Since I’ve been researching ADHD and Executive Function Disorder (EFD), I’ve learned a lot about the signs and symptoms of each, and I know that at least with ADHD, it’s much easier to be overwhelmed with or by strong emotions (link is a slide show, but it’s not annoying like the click-bait ones), and have your actual brainpower hijacked by said strong emotions. I’m usually pretty good at regulating, but when I am bombarded by stress from several angles at once, the regulation goes a bit haywire, and — to use a Star Trek reference — I have to make the decision whether to take power from the engines (barely running on impulse control) to run the shields, or drop some defenses and less-important functions in order to keep the engines running and maintain life support.

For example, in the struggle to try to stay positive and on task — or even start a task — I feel like I’ve lost the ability to speak in a coherent manner, or I’ve lost whatever tenuous control I had over my ability to concentrate long enough to remember what it is I’m doing and why I’m doing it. If I do manage verbal coherency, I feel tension in my chest, and laughing — even genuine laughter; I don’t usually fake it — feels painful. The loss of concentration is like staring at a shelf in the grocery store (something I did today) and knowing there is something there you need to find, but the memory of it keeps sliding out of your head as you become overstimulated by all the labels and things around you. You can even stare at your list and hope you can concentrate long enough to find one of the things on it that should be in front of you, and suddenly all your energy is directed at this one thing, and you walk out of the grocery store utterly exhausted after having only bought maybe ten things…

I get angry, too, but lately I feel like sadness has kind of overwhelmed the anger, especially when it comes to our friend dying in the hospital. I want to be sad, but I’m also kind of angry with him. But I can’t stay angry, or even grieve for him right now. I’m just…depressed. Depressed with a side of tension. I think I’m sad for my husband, too, who was closer to our friend than I was, and has been spending the most time with him and his family.
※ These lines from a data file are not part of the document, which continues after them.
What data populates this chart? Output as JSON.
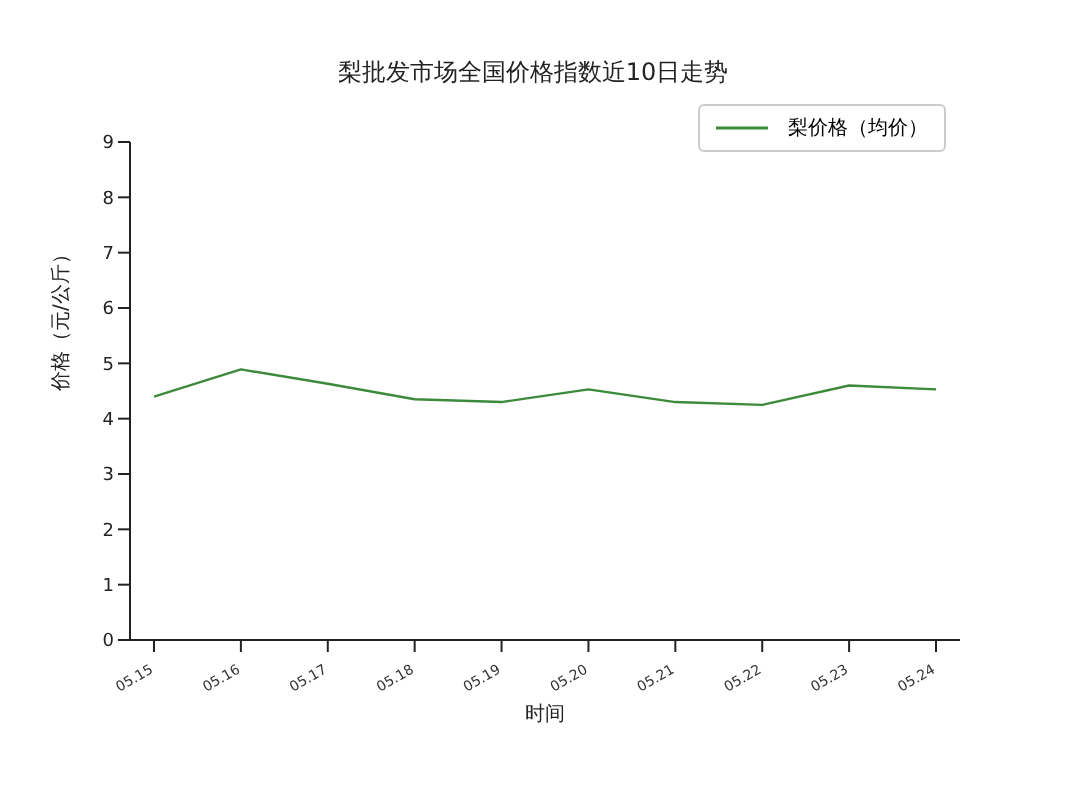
{
  "chart_data": {
    "type": "line",
    "title": "梨批发市场全国价格指数近10日走势",
    "xlabel": "时间",
    "ylabel": "价格（元/公斤）",
    "categories": [
      "05.15",
      "05.16",
      "05.17",
      "05.18",
      "05.19",
      "05.20",
      "05.21",
      "05.22",
      "05.23",
      "05.24"
    ],
    "series": [
      {
        "name": "梨价格（均价）",
        "color": "#3d8a3d",
        "values": [
          4.4,
          4.89,
          4.63,
          4.35,
          4.3,
          4.53,
          4.3,
          4.25,
          4.6,
          4.53
        ]
      }
    ],
    "ylim": [
      0,
      9
    ],
    "yticks": [
      0,
      1,
      2,
      3,
      4,
      5,
      6,
      7,
      8,
      9
    ],
    "grid": false,
    "legend": "top right",
    "marker": "none",
    "line_style": "solid"
  }
}
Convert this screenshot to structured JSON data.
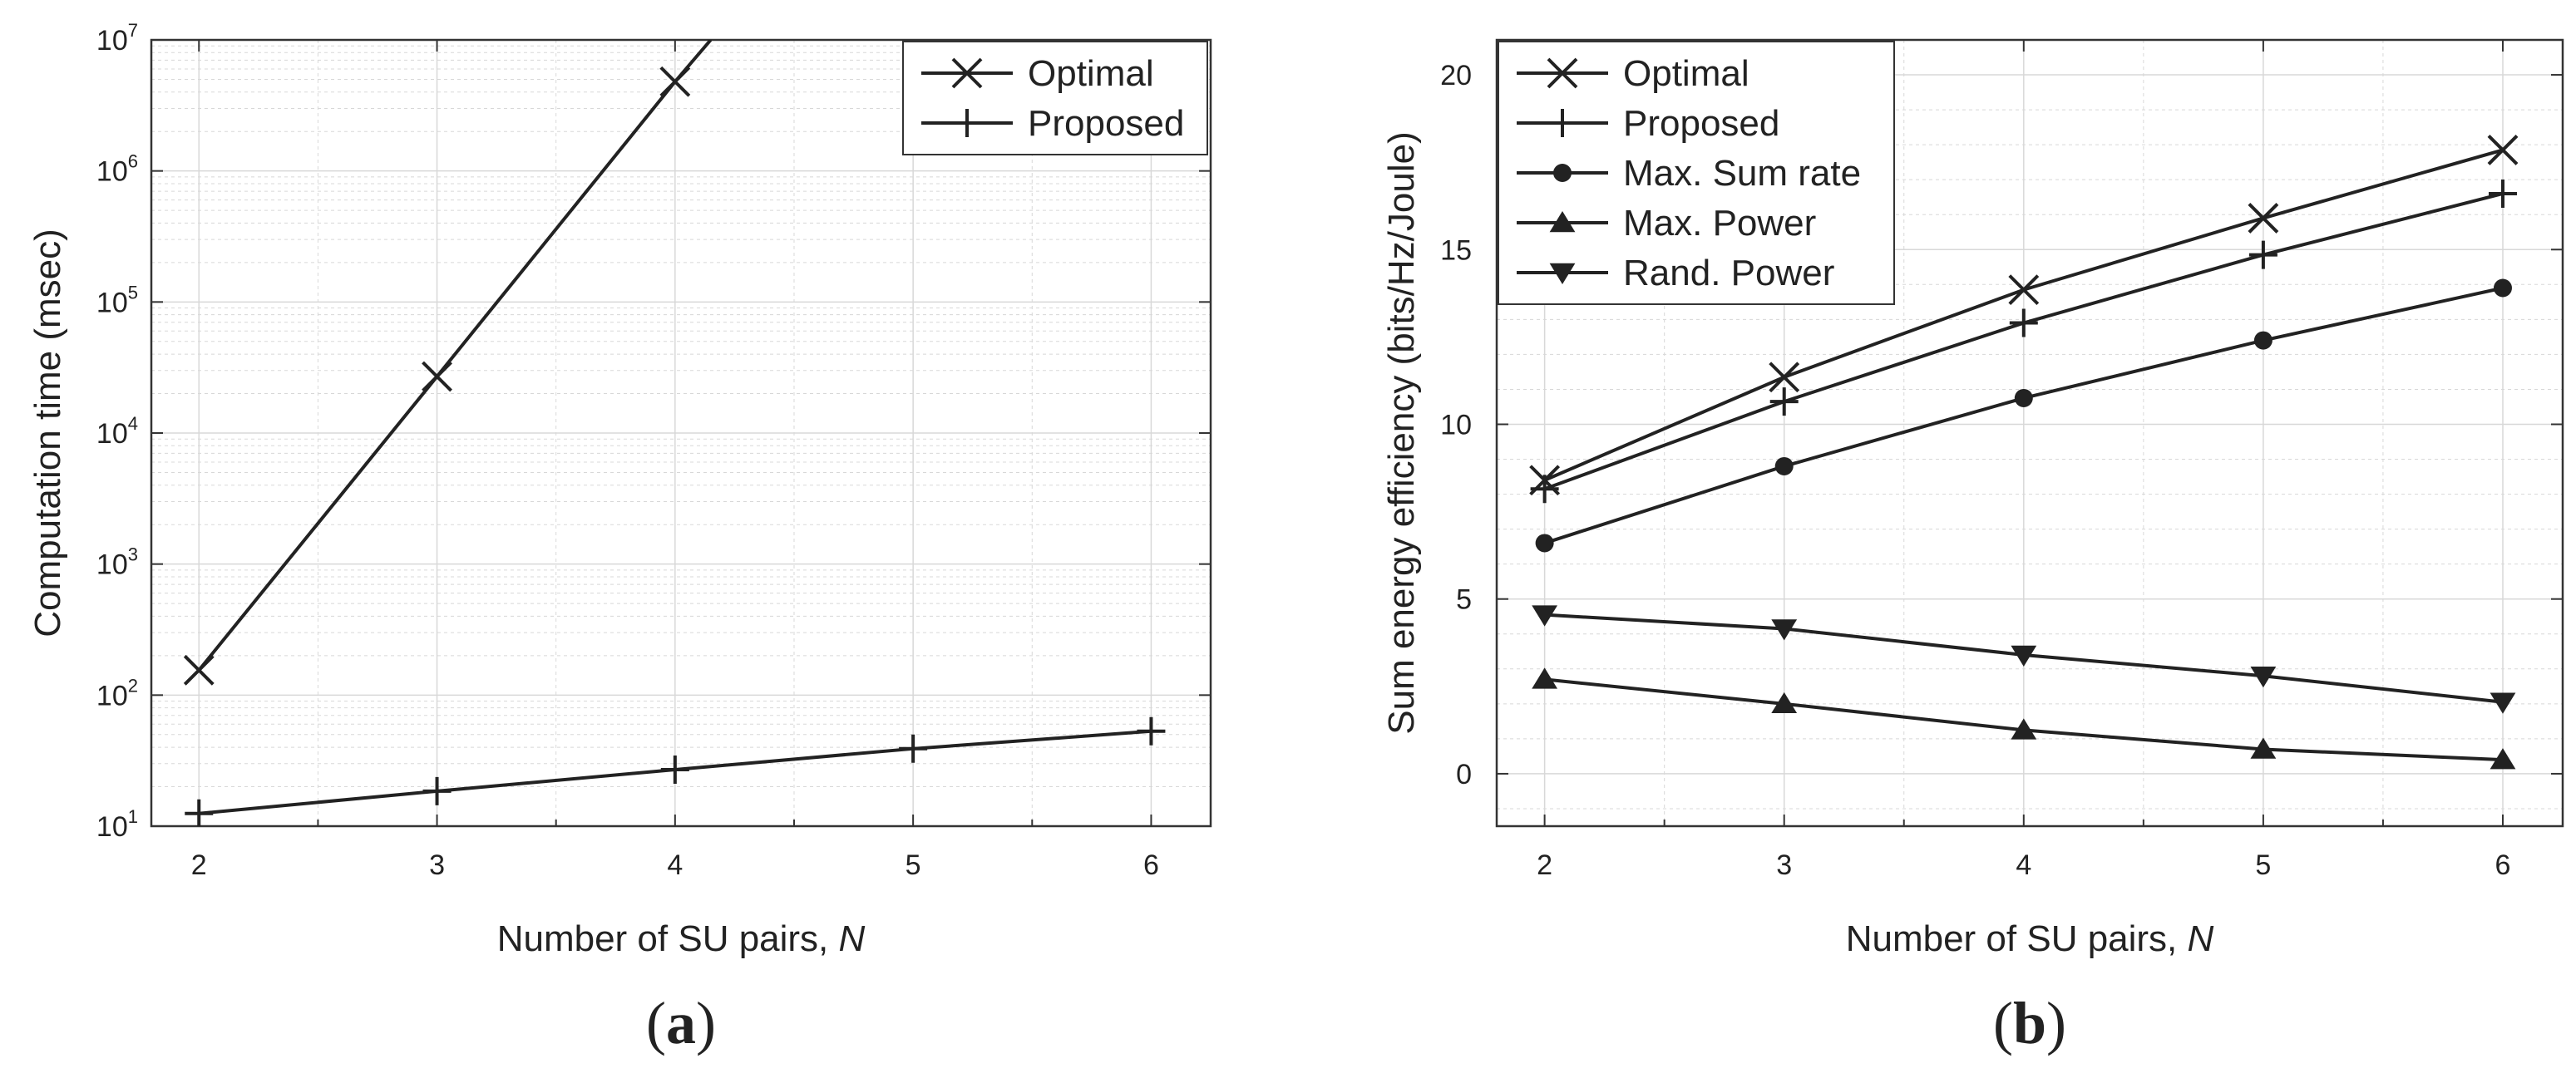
{
  "chart_data": [
    {
      "type": "line",
      "panel_label": "(a)",
      "panel_letter": "a",
      "xlabel": "Number of SU pairs, ",
      "xlabel_var": "N",
      "ylabel": "Computation time (msec)",
      "yscale": "log",
      "xlim": [
        1.8,
        6.25
      ],
      "ylim": [
        10,
        10000000
      ],
      "x_ticks": [
        2,
        3,
        4,
        5,
        6
      ],
      "y_ticks": [
        10,
        100,
        1000,
        10000,
        100000,
        1000000,
        10000000
      ],
      "y_tick_labels": [
        {
          "base": "10",
          "exp": "1"
        },
        {
          "base": "10",
          "exp": "2"
        },
        {
          "base": "10",
          "exp": "3"
        },
        {
          "base": "10",
          "exp": "4"
        },
        {
          "base": "10",
          "exp": "5"
        },
        {
          "base": "10",
          "exp": "6"
        },
        {
          "base": "10",
          "exp": "7"
        }
      ],
      "grid": true,
      "legend_position": "top-right",
      "series": [
        {
          "name": "Optimal",
          "marker": "x",
          "x": [
            2,
            3,
            4,
            4.15
          ],
          "y": [
            155,
            27000,
            4800000,
            10000000
          ],
          "marker_count": 3
        },
        {
          "name": "Proposed",
          "marker": "plus",
          "x": [
            2,
            3,
            4,
            5,
            6
          ],
          "y": [
            12.5,
            18.5,
            27,
            39,
            53
          ],
          "marker_count": 5
        }
      ]
    },
    {
      "type": "line",
      "panel_label": "(b)",
      "panel_letter": "b",
      "xlabel": "Number of SU pairs, ",
      "xlabel_var": "N",
      "ylabel": "Sum energy efficiency (bits/Hz/Joule)",
      "yscale": "linear",
      "xlim": [
        1.8,
        6.25
      ],
      "ylim": [
        -1.5,
        21
      ],
      "x_ticks": [
        2,
        3,
        4,
        5,
        6
      ],
      "y_ticks": [
        0,
        5,
        10,
        15,
        20
      ],
      "y_tick_labels": [
        "0",
        "5",
        "10",
        "15",
        "20"
      ],
      "grid": true,
      "legend_position": "top-left",
      "series": [
        {
          "name": "Optimal",
          "marker": "x",
          "x": [
            2,
            3,
            4,
            5,
            6
          ],
          "y": [
            8.4,
            11.35,
            13.85,
            15.9,
            17.85
          ],
          "marker_count": 5
        },
        {
          "name": "Proposed",
          "marker": "plus",
          "x": [
            2,
            3,
            4,
            5,
            6
          ],
          "y": [
            8.15,
            10.65,
            12.9,
            14.85,
            16.6
          ],
          "marker_count": 5
        },
        {
          "name": "Max. Sum rate",
          "marker": "circle",
          "x": [
            2,
            3,
            4,
            5,
            6
          ],
          "y": [
            6.6,
            8.8,
            10.75,
            12.4,
            13.9
          ],
          "marker_count": 5
        },
        {
          "name": "Max. Power",
          "marker": "triangle-up",
          "x": [
            2,
            3,
            4,
            5,
            6
          ],
          "y": [
            2.7,
            2.0,
            1.25,
            0.7,
            0.4
          ],
          "marker_count": 5
        },
        {
          "name": "Rand. Power",
          "marker": "triangle-down",
          "x": [
            2,
            3,
            4,
            5,
            6
          ],
          "y": [
            4.55,
            4.15,
            3.4,
            2.8,
            2.05
          ],
          "marker_count": 5
        }
      ]
    }
  ],
  "colors": {
    "line": "#222222",
    "grid": "#d8d8d8",
    "axis": "#333333"
  }
}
I have no problem with being emotionally supportive, but I hadn’t realized how much of it I’ve been taking on, myself, until this weekend.

I have things I have to do this week: commitments to fulfill, kids and pets to take care of, cleaning and shopping to do, a big Symphony gala to make it through next Saturday. I’m not so depressed that I’m completely nonfunctional, but there are other daily things I’m letting slip by, because managing to do the caretaking and socializing that needs to be done takes all the brainpower I have. I feel like I’m moving through molasses — like there is not enough caffeine in this world to wake me up all day. Crazy weather changes and allergies are not helping with that, either. Ugh.

But this, too, shall pass. Times of refreshing will come. And I have The Legend of Zelda, Breath of the Wild to help me escape once in awhile. I’m trying to use it as a reward for getting important things done this week, and I have sort of managed to keep from letting it be too much of a draw on days I have a lot to accomplish and no time to play.

Anyway, that’s what’s up with me right now. I have more developments in the saga of my stupid eyes that I need to finish documenting for your entertainment. Even if it’s tedious and annoying, it’s more fun than this.